Share

Bab 5. Kecelakaan Pesawat

Ara juga sudah menulis surat permintaan maaf kepada suaminya itu atas gangguannya selama ini.

Mungkin selama ini kehadirannya benar-benar sangat mengganggu bagi Wei hingga pria itu sama sekali tidak mau lagi tidur di rumahnya sendiri sejak mereka menikah ....

Suara klakson mobil membangunkan lamunan Ara.

Kepala pelayan dengan sigap membukakan pintu taksi untuk Ara.

“Terima Kasih,” kata Ara sambil masuk ke dalam mobil.

Ketika pintu mobil ditutup, Ara melihat sekali lagi ke arah rumah yang telah ditinggalinya selama dua tahun ini.

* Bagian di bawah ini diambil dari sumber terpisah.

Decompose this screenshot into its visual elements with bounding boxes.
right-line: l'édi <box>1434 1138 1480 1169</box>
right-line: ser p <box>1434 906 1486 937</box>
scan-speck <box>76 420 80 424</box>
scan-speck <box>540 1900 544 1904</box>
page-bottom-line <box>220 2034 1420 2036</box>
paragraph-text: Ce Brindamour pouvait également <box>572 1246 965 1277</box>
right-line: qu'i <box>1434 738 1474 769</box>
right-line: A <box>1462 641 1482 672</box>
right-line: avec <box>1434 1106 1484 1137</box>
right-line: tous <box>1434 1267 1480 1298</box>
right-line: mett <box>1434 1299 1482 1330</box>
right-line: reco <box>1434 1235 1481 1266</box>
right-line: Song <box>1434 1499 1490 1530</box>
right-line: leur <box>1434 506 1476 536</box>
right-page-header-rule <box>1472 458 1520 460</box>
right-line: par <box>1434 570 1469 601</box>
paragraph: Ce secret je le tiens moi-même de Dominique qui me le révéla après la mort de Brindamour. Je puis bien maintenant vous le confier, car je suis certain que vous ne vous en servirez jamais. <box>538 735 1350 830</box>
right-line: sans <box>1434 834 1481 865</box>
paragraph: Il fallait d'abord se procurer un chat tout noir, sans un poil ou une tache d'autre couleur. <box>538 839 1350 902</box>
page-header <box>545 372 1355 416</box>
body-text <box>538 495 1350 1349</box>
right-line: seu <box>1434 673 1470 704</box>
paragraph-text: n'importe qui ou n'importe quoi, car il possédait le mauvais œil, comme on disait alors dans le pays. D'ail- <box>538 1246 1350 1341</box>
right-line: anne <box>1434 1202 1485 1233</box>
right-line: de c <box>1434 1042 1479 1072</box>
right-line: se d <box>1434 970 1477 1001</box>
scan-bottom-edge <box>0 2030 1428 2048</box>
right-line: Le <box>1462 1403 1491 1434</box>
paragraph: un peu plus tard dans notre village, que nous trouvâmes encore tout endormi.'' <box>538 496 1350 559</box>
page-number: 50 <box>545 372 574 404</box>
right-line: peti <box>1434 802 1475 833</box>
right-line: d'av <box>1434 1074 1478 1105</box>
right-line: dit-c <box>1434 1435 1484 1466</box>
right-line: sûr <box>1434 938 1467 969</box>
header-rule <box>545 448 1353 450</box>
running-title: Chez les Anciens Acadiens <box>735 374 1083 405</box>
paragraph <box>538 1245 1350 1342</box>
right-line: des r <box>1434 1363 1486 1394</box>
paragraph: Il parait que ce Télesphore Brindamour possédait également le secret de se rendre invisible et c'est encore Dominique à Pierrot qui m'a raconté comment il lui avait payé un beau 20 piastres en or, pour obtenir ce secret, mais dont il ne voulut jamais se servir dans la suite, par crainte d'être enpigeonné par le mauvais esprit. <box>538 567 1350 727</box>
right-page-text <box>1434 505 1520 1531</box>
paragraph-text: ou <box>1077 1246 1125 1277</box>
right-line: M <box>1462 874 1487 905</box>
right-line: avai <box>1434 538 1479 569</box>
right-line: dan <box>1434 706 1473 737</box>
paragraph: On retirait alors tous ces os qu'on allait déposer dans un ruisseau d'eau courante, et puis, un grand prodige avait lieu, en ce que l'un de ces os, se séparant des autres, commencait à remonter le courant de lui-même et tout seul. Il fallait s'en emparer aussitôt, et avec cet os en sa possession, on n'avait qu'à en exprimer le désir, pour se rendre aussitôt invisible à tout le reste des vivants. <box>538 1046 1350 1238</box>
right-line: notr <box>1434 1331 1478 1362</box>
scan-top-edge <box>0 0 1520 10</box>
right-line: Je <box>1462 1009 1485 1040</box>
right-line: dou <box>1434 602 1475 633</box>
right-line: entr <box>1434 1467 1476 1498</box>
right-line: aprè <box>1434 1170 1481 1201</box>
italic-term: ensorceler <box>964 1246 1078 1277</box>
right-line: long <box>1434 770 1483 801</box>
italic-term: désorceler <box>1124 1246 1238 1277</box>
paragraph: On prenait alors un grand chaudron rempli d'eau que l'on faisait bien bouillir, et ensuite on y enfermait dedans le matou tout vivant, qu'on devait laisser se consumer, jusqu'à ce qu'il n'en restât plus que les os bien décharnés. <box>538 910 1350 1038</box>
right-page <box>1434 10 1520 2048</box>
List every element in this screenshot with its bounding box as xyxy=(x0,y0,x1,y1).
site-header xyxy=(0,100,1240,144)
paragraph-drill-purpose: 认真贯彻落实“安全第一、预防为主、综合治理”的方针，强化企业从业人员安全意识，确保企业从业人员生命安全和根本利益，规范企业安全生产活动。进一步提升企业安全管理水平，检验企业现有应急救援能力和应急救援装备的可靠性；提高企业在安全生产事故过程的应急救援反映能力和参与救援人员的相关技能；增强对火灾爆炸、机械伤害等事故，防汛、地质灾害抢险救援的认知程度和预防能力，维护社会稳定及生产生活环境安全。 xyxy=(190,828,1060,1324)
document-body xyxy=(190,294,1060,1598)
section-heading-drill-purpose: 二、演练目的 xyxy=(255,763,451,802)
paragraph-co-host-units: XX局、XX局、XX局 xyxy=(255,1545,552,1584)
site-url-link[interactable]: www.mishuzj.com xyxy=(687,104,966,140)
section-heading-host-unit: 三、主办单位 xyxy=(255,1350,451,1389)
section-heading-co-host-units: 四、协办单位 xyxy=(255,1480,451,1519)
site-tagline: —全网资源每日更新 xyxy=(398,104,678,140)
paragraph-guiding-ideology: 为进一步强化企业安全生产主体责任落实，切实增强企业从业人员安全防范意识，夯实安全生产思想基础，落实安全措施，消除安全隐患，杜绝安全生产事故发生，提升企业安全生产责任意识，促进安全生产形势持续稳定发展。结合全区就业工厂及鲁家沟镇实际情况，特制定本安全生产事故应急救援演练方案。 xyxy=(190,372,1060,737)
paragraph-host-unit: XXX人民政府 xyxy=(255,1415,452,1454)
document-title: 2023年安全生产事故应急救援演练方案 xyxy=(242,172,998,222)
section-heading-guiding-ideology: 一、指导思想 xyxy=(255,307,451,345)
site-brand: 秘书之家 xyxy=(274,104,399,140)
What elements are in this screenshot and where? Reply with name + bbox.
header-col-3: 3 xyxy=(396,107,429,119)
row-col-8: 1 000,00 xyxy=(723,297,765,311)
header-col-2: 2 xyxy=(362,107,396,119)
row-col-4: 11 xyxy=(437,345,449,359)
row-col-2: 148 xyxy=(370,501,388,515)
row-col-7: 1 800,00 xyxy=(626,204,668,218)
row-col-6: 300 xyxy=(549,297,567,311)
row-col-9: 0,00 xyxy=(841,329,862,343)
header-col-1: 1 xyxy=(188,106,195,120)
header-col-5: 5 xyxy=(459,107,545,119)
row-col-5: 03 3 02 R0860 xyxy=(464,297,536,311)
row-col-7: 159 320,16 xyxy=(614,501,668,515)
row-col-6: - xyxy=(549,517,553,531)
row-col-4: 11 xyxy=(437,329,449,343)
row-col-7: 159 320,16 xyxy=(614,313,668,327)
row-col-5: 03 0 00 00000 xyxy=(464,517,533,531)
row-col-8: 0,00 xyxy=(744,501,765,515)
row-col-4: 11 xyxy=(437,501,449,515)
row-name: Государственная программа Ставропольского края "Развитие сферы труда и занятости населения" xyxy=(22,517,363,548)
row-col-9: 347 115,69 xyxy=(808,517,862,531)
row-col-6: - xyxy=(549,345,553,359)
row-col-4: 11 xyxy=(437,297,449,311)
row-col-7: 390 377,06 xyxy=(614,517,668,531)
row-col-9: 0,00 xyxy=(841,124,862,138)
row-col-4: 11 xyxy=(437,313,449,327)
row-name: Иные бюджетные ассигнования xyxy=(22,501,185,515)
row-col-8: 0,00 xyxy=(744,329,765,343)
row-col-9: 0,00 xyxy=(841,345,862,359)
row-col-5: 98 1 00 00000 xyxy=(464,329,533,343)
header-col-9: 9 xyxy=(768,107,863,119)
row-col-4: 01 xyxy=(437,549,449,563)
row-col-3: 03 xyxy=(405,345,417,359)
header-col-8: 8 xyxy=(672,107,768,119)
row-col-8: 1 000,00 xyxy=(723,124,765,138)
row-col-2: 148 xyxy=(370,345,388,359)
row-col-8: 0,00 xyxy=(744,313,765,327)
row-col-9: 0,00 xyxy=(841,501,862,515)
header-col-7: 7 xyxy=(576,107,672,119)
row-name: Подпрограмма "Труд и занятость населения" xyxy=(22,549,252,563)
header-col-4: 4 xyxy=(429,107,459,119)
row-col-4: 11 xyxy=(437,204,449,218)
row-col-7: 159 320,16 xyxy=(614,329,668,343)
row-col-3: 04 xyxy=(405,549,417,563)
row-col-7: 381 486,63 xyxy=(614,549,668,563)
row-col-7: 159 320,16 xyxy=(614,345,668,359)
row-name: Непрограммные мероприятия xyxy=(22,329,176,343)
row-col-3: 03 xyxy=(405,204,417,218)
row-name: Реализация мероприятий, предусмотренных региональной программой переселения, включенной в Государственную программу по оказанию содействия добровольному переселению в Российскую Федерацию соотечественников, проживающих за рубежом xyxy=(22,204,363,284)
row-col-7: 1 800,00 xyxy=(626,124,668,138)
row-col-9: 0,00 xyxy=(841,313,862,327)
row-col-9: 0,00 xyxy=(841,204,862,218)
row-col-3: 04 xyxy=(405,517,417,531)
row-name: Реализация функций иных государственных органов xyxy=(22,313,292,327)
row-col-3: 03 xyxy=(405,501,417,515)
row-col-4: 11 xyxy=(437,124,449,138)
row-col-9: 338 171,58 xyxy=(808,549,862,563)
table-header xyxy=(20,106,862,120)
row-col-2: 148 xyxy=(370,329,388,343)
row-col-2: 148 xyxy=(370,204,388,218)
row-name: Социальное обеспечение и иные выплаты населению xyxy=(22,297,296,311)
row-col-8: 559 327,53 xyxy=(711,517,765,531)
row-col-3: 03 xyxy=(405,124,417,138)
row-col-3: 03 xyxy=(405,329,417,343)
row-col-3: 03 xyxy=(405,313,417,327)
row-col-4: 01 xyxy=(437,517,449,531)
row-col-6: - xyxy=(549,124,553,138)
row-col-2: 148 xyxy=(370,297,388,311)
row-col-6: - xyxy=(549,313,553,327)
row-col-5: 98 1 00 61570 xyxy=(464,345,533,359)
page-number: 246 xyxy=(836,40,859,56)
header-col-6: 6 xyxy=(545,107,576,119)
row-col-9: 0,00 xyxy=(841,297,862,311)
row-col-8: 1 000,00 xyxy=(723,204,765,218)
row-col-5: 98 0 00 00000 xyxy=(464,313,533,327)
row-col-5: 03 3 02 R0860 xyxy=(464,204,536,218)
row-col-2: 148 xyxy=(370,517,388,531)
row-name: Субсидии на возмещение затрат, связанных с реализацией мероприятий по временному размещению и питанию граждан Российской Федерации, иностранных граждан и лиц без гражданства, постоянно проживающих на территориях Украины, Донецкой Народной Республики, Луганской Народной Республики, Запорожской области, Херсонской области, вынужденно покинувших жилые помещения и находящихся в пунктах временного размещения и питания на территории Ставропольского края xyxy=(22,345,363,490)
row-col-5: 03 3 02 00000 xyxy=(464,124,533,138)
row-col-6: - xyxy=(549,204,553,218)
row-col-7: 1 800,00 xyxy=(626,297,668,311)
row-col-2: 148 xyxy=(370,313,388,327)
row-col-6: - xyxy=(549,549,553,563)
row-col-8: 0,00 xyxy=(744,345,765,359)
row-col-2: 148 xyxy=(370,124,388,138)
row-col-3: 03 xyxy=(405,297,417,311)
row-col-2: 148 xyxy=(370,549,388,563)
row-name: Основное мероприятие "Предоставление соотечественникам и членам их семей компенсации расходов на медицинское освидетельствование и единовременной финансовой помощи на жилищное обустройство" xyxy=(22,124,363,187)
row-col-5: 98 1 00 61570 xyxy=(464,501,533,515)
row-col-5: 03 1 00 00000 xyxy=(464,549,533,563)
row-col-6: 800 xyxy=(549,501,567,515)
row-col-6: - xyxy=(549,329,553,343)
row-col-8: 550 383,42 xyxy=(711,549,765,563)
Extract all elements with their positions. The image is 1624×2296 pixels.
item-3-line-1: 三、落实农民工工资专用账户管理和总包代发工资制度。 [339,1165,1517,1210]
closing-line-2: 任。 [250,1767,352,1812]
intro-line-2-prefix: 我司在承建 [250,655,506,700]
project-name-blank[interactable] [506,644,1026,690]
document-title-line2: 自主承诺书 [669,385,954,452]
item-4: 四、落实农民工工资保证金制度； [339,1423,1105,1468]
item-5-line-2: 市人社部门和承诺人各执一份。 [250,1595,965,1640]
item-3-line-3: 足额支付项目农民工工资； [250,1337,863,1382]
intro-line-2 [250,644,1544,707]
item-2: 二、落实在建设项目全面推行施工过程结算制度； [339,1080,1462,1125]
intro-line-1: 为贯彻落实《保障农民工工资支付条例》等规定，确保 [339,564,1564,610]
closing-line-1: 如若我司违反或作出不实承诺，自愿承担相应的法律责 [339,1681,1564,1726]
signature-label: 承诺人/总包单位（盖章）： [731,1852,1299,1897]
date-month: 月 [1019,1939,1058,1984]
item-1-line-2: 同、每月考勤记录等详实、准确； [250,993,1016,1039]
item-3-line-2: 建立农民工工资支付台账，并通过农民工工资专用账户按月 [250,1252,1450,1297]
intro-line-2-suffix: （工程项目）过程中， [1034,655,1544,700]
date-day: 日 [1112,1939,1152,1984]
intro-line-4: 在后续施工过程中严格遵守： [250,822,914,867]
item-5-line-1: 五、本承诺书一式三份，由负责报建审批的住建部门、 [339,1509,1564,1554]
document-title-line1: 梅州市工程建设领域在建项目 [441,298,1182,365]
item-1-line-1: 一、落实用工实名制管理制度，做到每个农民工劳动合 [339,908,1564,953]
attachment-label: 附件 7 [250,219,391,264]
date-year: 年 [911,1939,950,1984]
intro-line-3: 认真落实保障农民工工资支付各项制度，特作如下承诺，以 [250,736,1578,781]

Dia seolah ingin mematrinya di dalam hati, betapa banyak kenangan pahit dan air mata yang dialaminya selama tinggal di rumah ini.

“Selamat tinggal, Wei ... semoga kamu bahagia,” bisik Ara tanpa suara.

Sore harinya ....

Wei pulang dan merasa heran ketika melihat keadaan rumah yang tampak sepi.

“Tuan ....”

Kepala pelayan datang menyapa.

“Hmm,” sahut Wei datar.

Tanpa banyak bicara Wei langsung naik ke lantai atas. Tadinya dia ingin langsung masuk ke dalam kamarnya seperti biasa. Namun, keheningan dari kamar milik Ara membuatnya mengerutkan alis dan merasa heran.

“Aneh sekali, bukankah biasanya dia akan membuat sedikit kegaduhan ketika sedang ada di mana saja?” gumam Wei bingung.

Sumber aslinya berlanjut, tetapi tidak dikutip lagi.